The case that will come before the court, if it chooses to hear it, regards a Massachusetts man arrested in 2007 on suspicion of selling crack cocaine. Police went through his phone, found the address of his house, went there and discovered more drugs and guns. He was convicted but appealed on Fourth Amendment grounds, which the First Circuit Court of Appeals agreed with. Timothy Lee at the Washington Post has the rest:
The Obama Administration disagrees. In a petition filed earlier this month asking the Supreme Court to hear the case, the government argues that the First Circuit’s ruling conflicts with the rulings of several other appeals courts, as well as with earlier Supreme Court cases. Those earlier cases have given the police broad discretion to search possessions on the person of an arrested suspect, including notebooks, calendars and pagers. The government contends that a cellphone is no different than any other object a suspect might be carrying.
But as the storage capacity of cellphones rises, that position could become harder to defend. Our smart phones increasingly contain everything about our digital lives: our e-mails, text messages, photographs, browser histories and more. It would be troubling if the police had the power to get all that information with no warrant merely by arresting a suspect.
This has some eerie similarities to other recent actions by government agencies. Not least of these is the National Security Agency, which has been under fire for snooping through citizens’ private email en masse, but also the Securities and Exchange Commission, which wants freedom to demand service providers hand over all communications from an account without any sort of evaluation process normally found in the justice system.
This is not the only case going before the Supreme Court on searches through phones. While the 2007 case was on a flip phone, a 2009 incident was on a smartphone, specifically a Samsung Instinct M800. This was a more sophisticated search than the 2007 incident; here officers went through the phone’s catalog of photographs and information, without any warrant to do so.

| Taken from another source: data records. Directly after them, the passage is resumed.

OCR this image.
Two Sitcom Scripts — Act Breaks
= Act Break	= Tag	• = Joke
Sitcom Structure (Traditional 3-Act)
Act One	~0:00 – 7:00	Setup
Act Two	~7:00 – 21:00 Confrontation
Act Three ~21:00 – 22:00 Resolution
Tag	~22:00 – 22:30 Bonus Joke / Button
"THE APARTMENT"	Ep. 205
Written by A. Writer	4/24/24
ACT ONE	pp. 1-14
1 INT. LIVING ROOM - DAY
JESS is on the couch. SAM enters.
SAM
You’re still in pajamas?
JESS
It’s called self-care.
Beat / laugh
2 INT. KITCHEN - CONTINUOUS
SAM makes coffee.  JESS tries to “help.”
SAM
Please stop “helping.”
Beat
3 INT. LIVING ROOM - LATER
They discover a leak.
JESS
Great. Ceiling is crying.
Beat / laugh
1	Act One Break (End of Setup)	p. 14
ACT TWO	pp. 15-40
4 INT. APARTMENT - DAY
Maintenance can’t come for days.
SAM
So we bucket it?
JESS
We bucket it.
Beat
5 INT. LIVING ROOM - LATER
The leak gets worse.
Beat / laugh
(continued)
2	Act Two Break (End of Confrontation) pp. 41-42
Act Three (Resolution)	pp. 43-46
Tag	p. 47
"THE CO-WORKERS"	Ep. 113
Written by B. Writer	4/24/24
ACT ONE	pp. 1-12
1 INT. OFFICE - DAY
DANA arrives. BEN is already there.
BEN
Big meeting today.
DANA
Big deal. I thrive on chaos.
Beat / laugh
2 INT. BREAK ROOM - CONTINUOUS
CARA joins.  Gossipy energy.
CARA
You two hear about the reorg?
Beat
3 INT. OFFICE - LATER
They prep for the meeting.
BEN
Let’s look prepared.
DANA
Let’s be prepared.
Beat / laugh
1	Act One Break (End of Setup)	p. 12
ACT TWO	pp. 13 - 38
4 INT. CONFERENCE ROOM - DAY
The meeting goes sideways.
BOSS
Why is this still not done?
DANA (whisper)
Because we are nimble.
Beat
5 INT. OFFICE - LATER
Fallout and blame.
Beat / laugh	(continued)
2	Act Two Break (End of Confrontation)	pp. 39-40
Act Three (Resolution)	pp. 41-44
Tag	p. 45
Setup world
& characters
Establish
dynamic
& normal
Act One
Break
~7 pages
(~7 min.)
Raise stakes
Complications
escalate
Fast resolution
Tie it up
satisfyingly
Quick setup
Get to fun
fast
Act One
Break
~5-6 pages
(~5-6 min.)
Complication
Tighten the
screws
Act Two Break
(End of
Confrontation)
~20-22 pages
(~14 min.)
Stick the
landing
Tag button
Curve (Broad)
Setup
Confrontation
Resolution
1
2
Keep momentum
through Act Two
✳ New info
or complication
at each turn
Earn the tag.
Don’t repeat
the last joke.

Both of these incidents seem to be in clear breach of the Fourth Amendment’s protections against unreasonable search and seizure. In United States v. Jones, last year, the Supreme Court held that putting a GPS tracker on a car was a search under the Fourth Amendment, and thus, as George Washington University Law School professor Orin Kerr notes, “any government conduct that is a trespass onto persons, houses, papers, or effects is a Fourth Amendment ‘search.'” Of course, this raises the question of whether digital information on your smartphone count as “papers.”
I think they do.
In this increasingly paperless world, growing more and more dependent on cloud computing, our “papers” are written on computers and viewed on e-readers. We talk about digital ink and the “My Documents” folder. The Fourth Amendment protection (emphasis mine) “of the people to be secure in their persons, houses, papers and effects” was never meant to literally mean paper, it meant documents and correspondence of all citizens. This is even more important, since more than half of all Americans have a smartphone, and as Lee recognizes, these devices carry nearly all the information about our lives on them. Have someone’s phone, and you can find all you need to know about them with just a little time.